I’ve always had a thing for cold, heroic exploration. Whether it’s a first-hand account of Scott’s final expedition to the South Pole in The Worst Journey in the World or the inescapable paranoia of John Carpenter’s The Thing, there’s something about the mad, unnecessary heroism of humans conquering the impossible that really gets me where it hurts.
I wouldn’t last five minutes in the Antarctic, but I do think Shackleton’s worth listening to. I like seeing problems as a challenge, though I should admit I’m a pathological fixer. I have actually practised the scene in Parks and Recreation where Chris Traeger, another pathological fixer, learns two very important words:
When your life’s been shredded, I hear, one way to deal with it is to look up at all the pieces floating down on you and actively decide which bits to catch. So here’s what AK and I plan to do next.

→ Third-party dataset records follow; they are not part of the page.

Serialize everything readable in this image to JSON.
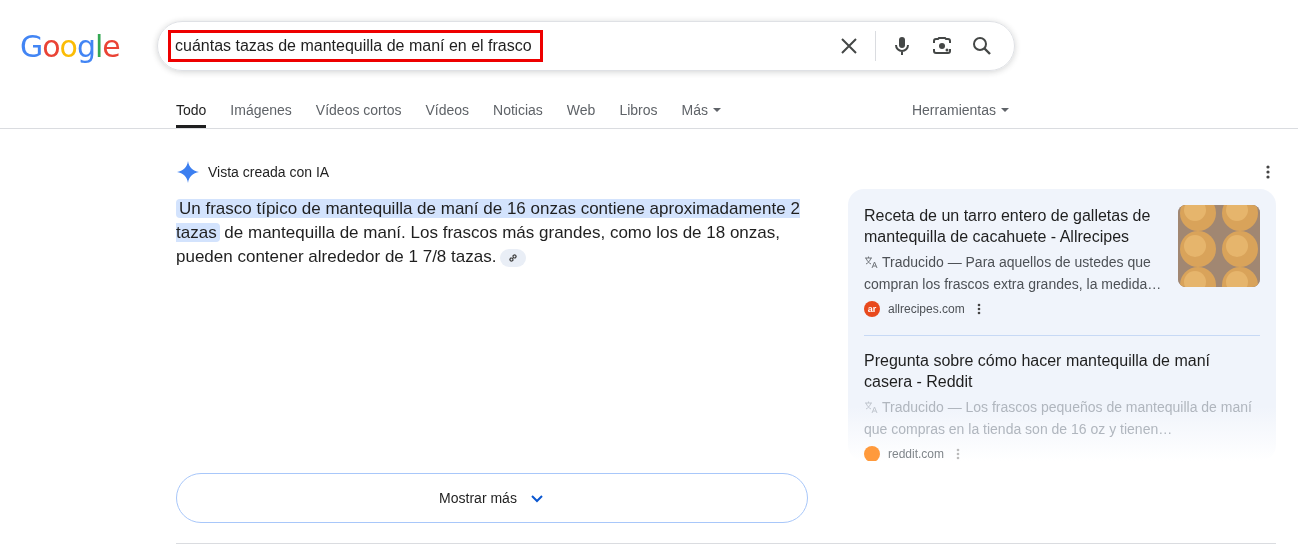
{
  "logo": "Google",
  "search": {
    "value": "cuántas tazas de mantequilla de maní en el frasco"
  },
  "tabs": [
    {
      "label": "Todo",
      "selected": true
    },
    {
      "label": "Imágenes",
      "selected": false
    },
    {
      "label": "Vídeos cortos",
      "selected": false
    },
    {
      "label": "Vídeos",
      "selected": false
    },
    {
      "label": "Noticias",
      "selected": false
    },
    {
      "label": "Web",
      "selected": false
    },
    {
      "label": "Libros",
      "selected": false
    },
    {
      "label": "Más",
      "selected": false,
      "kind": "menu"
    }
  ],
  "tools": "Herramientas",
  "ai_overview": {
    "title": "Vista creada con IA",
    "answer": [
      {
        "text": "Un frasco típico de mantequilla de maní de 16 onzas contiene aproximadamente 2 tazas",
        "highlighted": true
      },
      {
        "text": " de mantequilla de maní. Los frascos más grandes, como los de 18 onzas, pueden contener alrededor de 1 7/8 tazas.",
        "highlighted": false
      }
    ],
    "show_more": "Mostrar más"
  },
  "sources": [
    {
      "title": "Receta de un tarro entero de galletas de mantequilla de cacahuete - Allrecipes",
      "snippet": "Traducido — Para aquellos de ustedes que compran los frascos extra grandes, la medida…",
      "site": "allrecipes.com",
      "favicon": "ar",
      "color": "#e8491d",
      "faded": false
    },
    {
      "title": "Pregunta sobre cómo hacer mantequilla de maní casera - Reddit",
      "snippet": "Traducido — Los frascos pequeños de mantequilla de maní que compras en la tienda son de 16 oz y tienen…",
      "site": "reddit.com",
      "color": "#ff9a3c",
      "faded": true
    }
  ]
}
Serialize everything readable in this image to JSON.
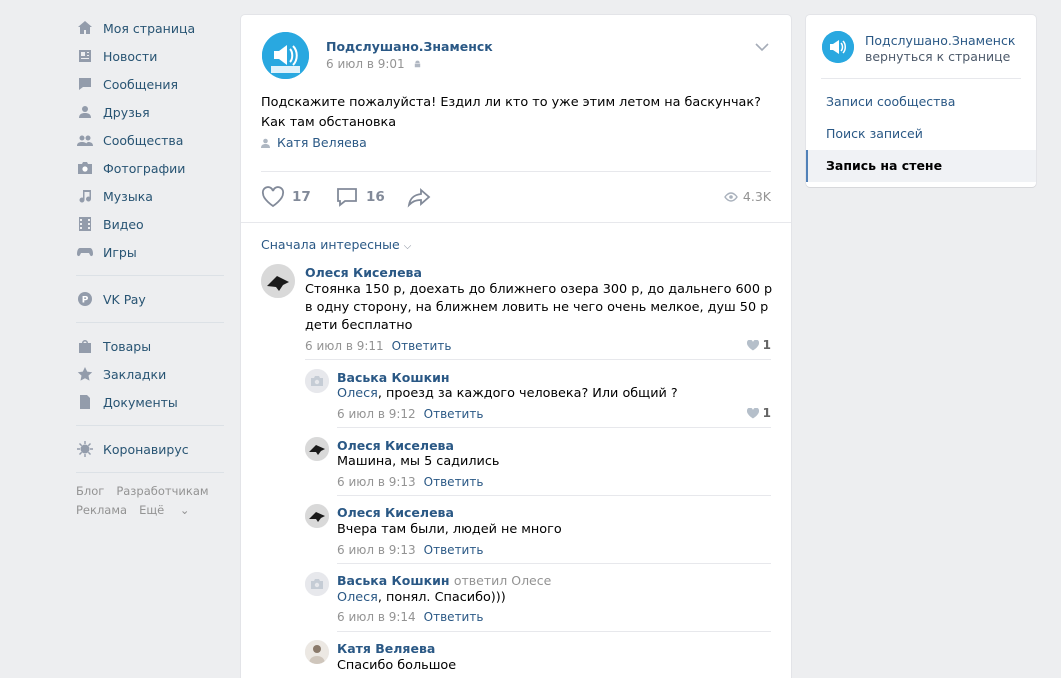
{
  "nav": {
    "items": [
      {
        "label": "Моя страница",
        "icon": "home-icon"
      },
      {
        "label": "Новости",
        "icon": "news-icon"
      },
      {
        "label": "Сообщения",
        "icon": "messages-icon"
      },
      {
        "label": "Друзья",
        "icon": "friends-icon"
      },
      {
        "label": "Сообщества",
        "icon": "groups-icon"
      },
      {
        "label": "Фотографии",
        "icon": "camera-icon"
      },
      {
        "label": "Музыка",
        "icon": "music-icon"
      },
      {
        "label": "Видео",
        "icon": "video-icon"
      },
      {
        "label": "Игры",
        "icon": "games-icon"
      },
      {
        "label": "VK Pay",
        "icon": "vkpay-icon"
      },
      {
        "label": "Товары",
        "icon": "bag-icon"
      },
      {
        "label": "Закладки",
        "icon": "star-icon"
      },
      {
        "label": "Документы",
        "icon": "document-icon"
      },
      {
        "label": "Коронавирус",
        "icon": "virus-icon"
      }
    ],
    "footer": {
      "blog": "Блог",
      "dev": "Разработчикам",
      "ads": "Реклама",
      "more": "Ещё"
    }
  },
  "post": {
    "group_name": "Подслушано.Знаменск",
    "date": "6 июл в 9:01",
    "text": "Подскажите пожалуйста! Ездил ли кто то уже этим летом на баскунчак? Как там обстановка",
    "signer": "Катя Веляева",
    "likes": "17",
    "comments": "16",
    "views": "4.3K",
    "sort_label": "Сначала интересные"
  },
  "comments": [
    {
      "author": "Олеся Киселева",
      "text": "Стоянка 150 р, доехать до ближнего озера 300 р, до дальнего 600 р в одну сторону, на ближнем ловить не чего очень мелкое, душ 50 р дети бесплатно",
      "date": "6 июл в 9:11",
      "reply": "Ответить",
      "likes": "1"
    },
    {
      "author": "Васька Кошкин",
      "to": "Олеся",
      "text": ", проезд за каждого человека? Или общий ?",
      "date": "6 июл в 9:12",
      "reply": "Ответить",
      "likes": "1"
    },
    {
      "author": "Олеся Киселева",
      "text": "Машина, мы 5 садились",
      "date": "6 июл в 9:13",
      "reply": "Ответить"
    },
    {
      "author": "Олеся Киселева",
      "text": "Вчера там были, людей не много",
      "date": "6 июл в 9:13",
      "reply": "Ответить"
    },
    {
      "author": "Васька Кошкин",
      "replied": "ответил Олесе",
      "to": "Олеся",
      "text": ", понял. Спасибо)))",
      "date": "6 июл в 9:14",
      "reply": "Ответить"
    },
    {
      "author": "Катя Веляева",
      "text": "Спасибо большое"
    }
  ],
  "side": {
    "group_name": "Подслушано.Знаменск",
    "back": "вернуться к странице",
    "links": [
      "Записи сообщества",
      "Поиск записей",
      "Запись на стене"
    ]
  },
  "colors": {
    "accent": "#2a5885",
    "background": "#edeef0",
    "logo": "#29a8e0"
  }
}
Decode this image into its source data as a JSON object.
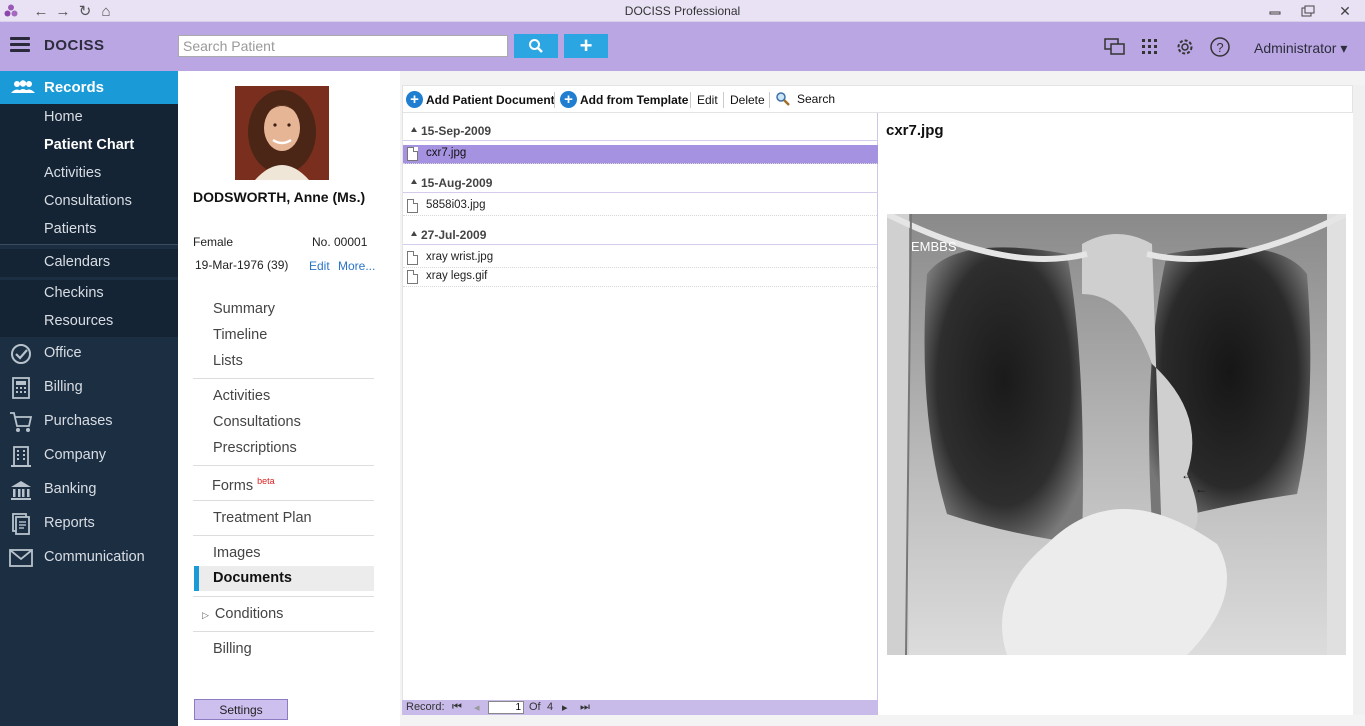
{
  "window": {
    "title": "DOCISS Professional",
    "controls": {
      "minimize": "▭",
      "restore": "❐",
      "close": "✕"
    }
  },
  "header": {
    "app_name": "DOCISS",
    "search_placeholder": "Search Patient",
    "user": "Administrator ▾"
  },
  "sidebar": {
    "records_label": "Records",
    "record_items": [
      "Home",
      "Patient Chart",
      "Activities",
      "Consultations",
      "Patients"
    ],
    "schedule_items": [
      "Calendars",
      "Checkins",
      "Resources"
    ],
    "modules": [
      {
        "label": "Office",
        "icon": "check-circle-icon"
      },
      {
        "label": "Billing",
        "icon": "calculator-icon"
      },
      {
        "label": "Purchases",
        "icon": "cart-icon"
      },
      {
        "label": "Company",
        "icon": "building-icon"
      },
      {
        "label": "Banking",
        "icon": "bank-icon"
      },
      {
        "label": "Reports",
        "icon": "report-icon"
      },
      {
        "label": "Communication",
        "icon": "mail-icon"
      }
    ]
  },
  "patient": {
    "name": "DODSWORTH, Anne (Ms.)",
    "gender": "Female",
    "number": "No. 00001",
    "dob": "19-Mar-1976 (39)",
    "edit_link": "Edit",
    "more_link": "More...",
    "nav": {
      "summary": "Summary",
      "timeline": "Timeline",
      "lists": "Lists",
      "activities": "Activities",
      "consultations": "Consultations",
      "prescriptions": "Prescriptions",
      "forms": "Forms",
      "forms_badge": "beta",
      "treatment_plan": "Treatment Plan",
      "images": "Images",
      "documents": "Documents",
      "conditions": "Conditions",
      "billing": "Billing"
    },
    "settings": "Settings"
  },
  "toolbar": {
    "add_document": "Add Patient Document",
    "add_template": "Add from Template",
    "edit": "Edit",
    "delete": "Delete",
    "search": "Search"
  },
  "documents": {
    "groups": [
      {
        "date": "15-Sep-2009",
        "files": [
          "cxr7.jpg"
        ]
      },
      {
        "date": "15-Aug-2009",
        "files": [
          "5858i03.jpg"
        ]
      },
      {
        "date": "27-Jul-2009",
        "files": [
          "xray wrist.jpg",
          "xray legs.gif"
        ]
      }
    ],
    "selected": "cxr7.jpg"
  },
  "pager": {
    "record_label": "Record:",
    "current": "1",
    "of_label": "Of",
    "total": "4"
  },
  "preview": {
    "filename": "cxr7.jpg",
    "image_label": "EMBBS"
  }
}
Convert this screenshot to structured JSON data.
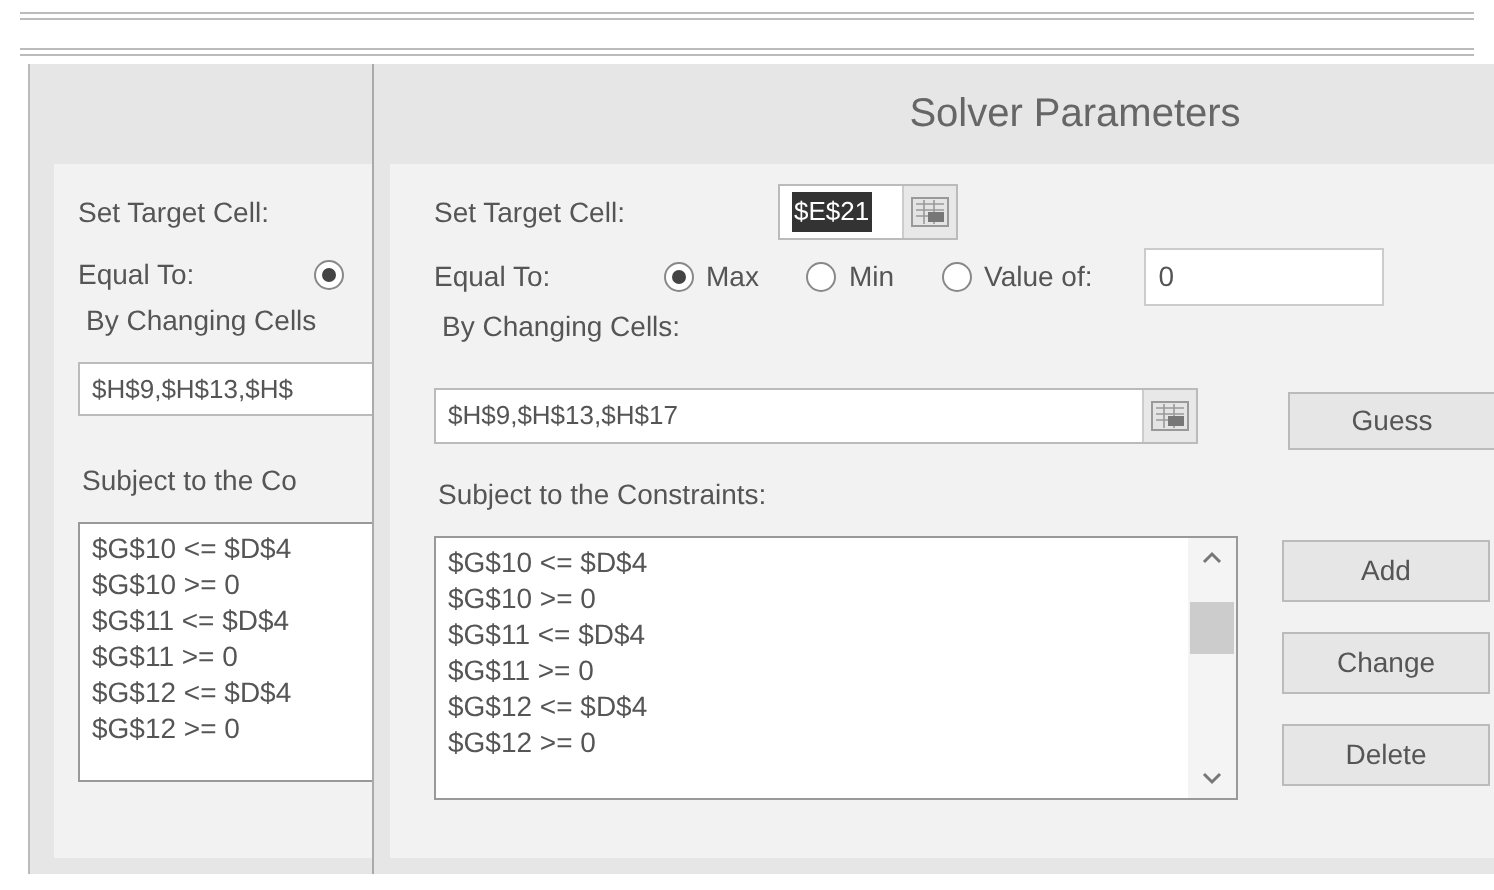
{
  "back_dialog": {
    "target_label": "Set Target Cell:",
    "equal_to_label": "Equal To:",
    "radio": {
      "selected": true
    },
    "changing_label": "By Changing Cells",
    "changing_value": "$H$9,$H$13,$H$",
    "constraints_label": "Subject to the Co",
    "constraints": [
      "$G$10 <= $D$4",
      "$G$10 >= 0",
      "$G$11 <= $D$4",
      "$G$11 >= 0",
      "$G$12 <= $D$4",
      "$G$12 >= 0"
    ]
  },
  "dialog": {
    "title": "Solver Parameters",
    "target_label": "Set Target Cell:",
    "target_value": "$E$21",
    "target_selected": true,
    "equal_to_label": "Equal To:",
    "options": [
      {
        "label": "Max",
        "selected": true
      },
      {
        "label": "Min",
        "selected": false
      },
      {
        "label": "Value of:",
        "selected": false
      }
    ],
    "value_of": "0",
    "changing_label": "By Changing Cells:",
    "changing_value": "$H$9,$H$13,$H$17",
    "guess_button": "Guess",
    "constraints_label": "Subject to the Constraints:",
    "constraints": [
      "$G$10 <= $D$4",
      "$G$10 >= 0",
      "$G$11 <= $D$4",
      "$G$11 >= 0",
      "$G$12 <= $D$4",
      "$G$12 >= 0"
    ],
    "buttons": [
      "Add",
      "Change",
      "Delete"
    ]
  }
}
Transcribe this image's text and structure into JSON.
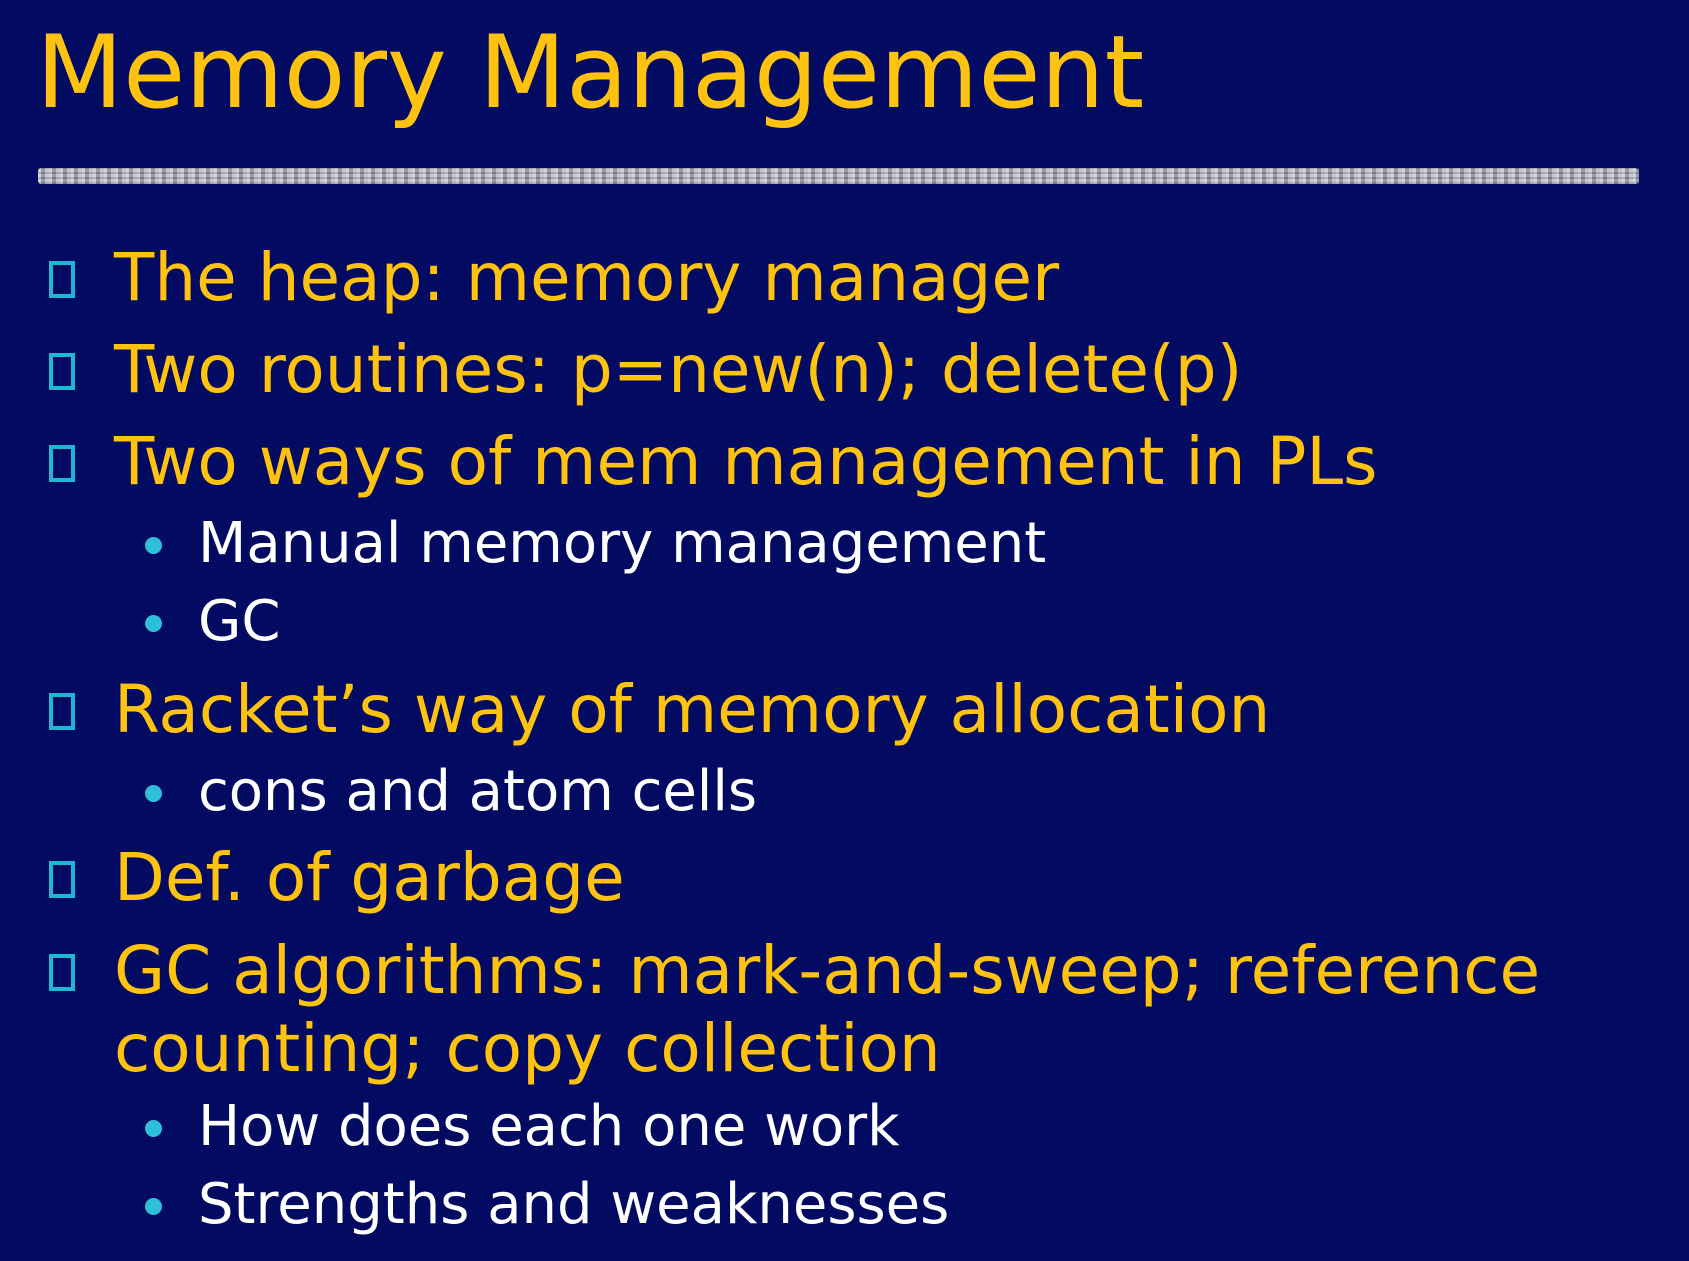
{
  "slide": {
    "title": "Memory Management",
    "bullets": [
      {
        "text": "The heap: memory manager"
      },
      {
        "text": "Two routines: p=new(n); delete(p)"
      },
      {
        "text": "Two ways of mem management in PLs",
        "sub": [
          "Manual memory management",
          "GC"
        ]
      },
      {
        "text": "Racket’s way of memory allocation",
        "sub": [
          "cons and atom cells"
        ]
      },
      {
        "text": "Def. of garbage"
      },
      {
        "text": "GC algorithms: mark-and-sweep; reference",
        "continuation": "counting; copy collection",
        "sub": [
          "How does each one work",
          "Strengths and weaknesses"
        ]
      }
    ]
  },
  "colors": {
    "background": "#020a62",
    "title": "#ffc20f",
    "level1_text": "#ffc20f",
    "level2_text": "#ffffff",
    "bullet_marker": "#1fb7d3"
  }
}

We’re going to do More Stuff with Cultist Simulator. It’s a great, flawed game that we can improve upon and shout about, proudly, to a lot more people than we have already. So you can expect more from that quarter over the next six to twelve months.
We’re working on a previously unannounced title, which we were working on before all this happened, and which goes back to Weather Factory’s specifically experimental roots. If it works, it’ll solve a really interesting creative problem AK’s been working on for years. If it doesn’t, we will understand why nobody’s managed to solve this problem yet and look a bit sheepish. It’ll also allow us to try a bunch of experimental developmental and marketing stuff, which is good when you’re personae non gratae outside the golden glow of the communal campfire. Us and the trash pandas. And Shackleton, if he likes.
We’re no longer able to work on multiple titles at once, but once this unannounced experimental game’s up and running, we’ll most likely return to BOOK OF HOURS. It’ll be a smaller beast than it was, comparable in size and imperfection to Cultist Simulator, but just as hygge and friendly. I’m too disappointed right now – in people, and the internet – to totally get on board with a kind, satisfying game about organising a magic library, but in twelve months’ time, I’ll be ready.
In the meantime, our “State of the Factory: Year 2” should make for interesting reading, if you’re into the business ramifications of pretty much the worst PR a small indie studio could have. AK may turn his hand to some non-game-specific writing, but again, we’ll see what happens.
I don’t think we’re what Jon Ronson called ‘the brutal nadir’. But I’ve done a lot of reading on the subject, from Cybersmile to the UK government’s advice on workplace bullying to Crash Override. So I’m slowly beginning to understand what happened here, and can start making plans for the future again. Weather Factory’s road leads on, and if it isn’t the same golden path it used to be, there are still a few mad-eyed birbs in the underbrush which keep it worth the walking.